※
―美蘭視点―
「ふん、食えない女ね」
砂漠の女帝とはよく言ったものだ。お互いに敵対していることを理解しながら、談笑する。相手がミスをしないか、期待しながら。
でも、私たちは友人関係を演じきって見せた。さすがね。
あなたと私は同類。ただ、所属している陣営が違うだけ。
「美蘭様、今日はなぜ守りに回ったんですか」
侍女がそう聞いてくる。この子は付き合いが長い。でも、翠蓮とは違って、あの会話の主導権をわざと渡したことには気づいていないようだ。
「前回、こちらが攻めに回ったからね。翠蓮相手に攻めるのは危険性が高いと判断したのよ。彼女は、あえて境界線を引いて、それよりも内側には私を入らせないようにしているんだもん。無理やり入ろうとしてしまえば、怪しまれるでしょう。それに、彼女の守りは完ぺき。罠ばかり仕掛けている。だから、完全防備が整っている彼女に対しては、一歩引いてみたわけよ」
あの百点満点の返しは、この前のお返し。お互いに、攻め手を欠いているという共通認識を持つためのね。さすがは、翠蓮。私の本質にはすでに気づいているし、今回の事件の黒幕が私じゃないかとも疑っている。だからこそ、あえて追及するように動いた。

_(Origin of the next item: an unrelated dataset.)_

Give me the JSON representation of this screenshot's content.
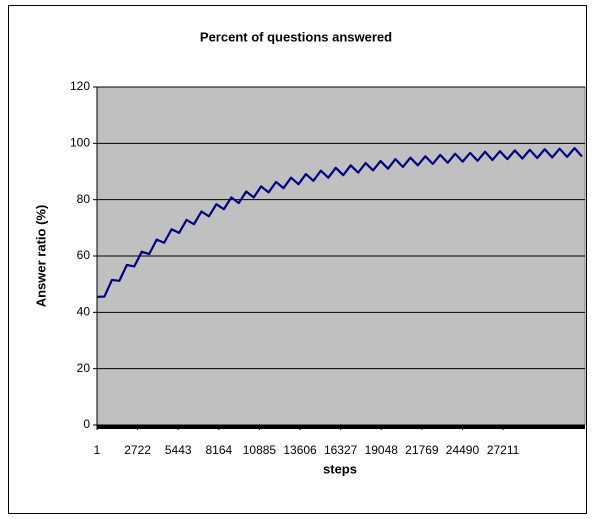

もちろん、それは予想通りだから、こちらも完ぺきにしのぎ切った。そして、翠蓮がこちらを疑っているという確証を得ることができた。さすがの砂漠の女帝も、攻めることができる機会を見逃すわけがない。たとえ、こちらが攻め手の狙いに気づくリスクがあったとしても……
これでお互いに痛み分け。現状は互角の戦いね。いや、こちらが少し有利か。
翠蓮たちにとっては、私たちへの攻め手に欠いている状況。でも、私たちは皇帝の評判に大きな傷をつけることができたし、それに次の一手も私たちの任意なタイミングで繰り出すことができる。
この戦いは、こちらが一方的に攻め続ける展開に持ち込めるのよ。そして、追い詰められた向こう側が破れかぶれの反撃に出てきたら、きっちりと倒し切ればいい。もう、王手はかかっている。あとは、どこで向こうの精魂が尽きるのか。それを待つだけね。
さあ、もっと遊びましょう。私はいくつもの駒を持っているのよ。たとえ、どんなに駒を失ったとしても、皇帝を討ち取ってしまえば、私たちの勝ち。こちらの傀儡となる者を代わりの皇帝として、また私たちが国の決定権を握る。
それは運命で、もうだれにも止めることができない。
残念ね。皇帝と翠蓮が協力すれば、最高の名君が生まれるはずなのに。
人間の欲は最高の名君なんて求めていない。欲はそれを満たす大きな沼しか求めていない。清廉潔白な君主なんて、意味はない。あなたたちの理想は、いつか現実に滅ぼされる。
それが今なのよ。私が終わらせてやる。あなたたちの理想をね。
そのためには、どんな犠牲を払っても構わない‼
「さあ、あの女暗殺者を呼んで。あえて、女官にまぎれて、後宮に待機させていたんだから。そろそろ、こちらも動くためにね」
私の切り札の一つ。彼女は金でどんな汚い仕事でも受けてくれる。私たちに唯一欠けている暴力装置。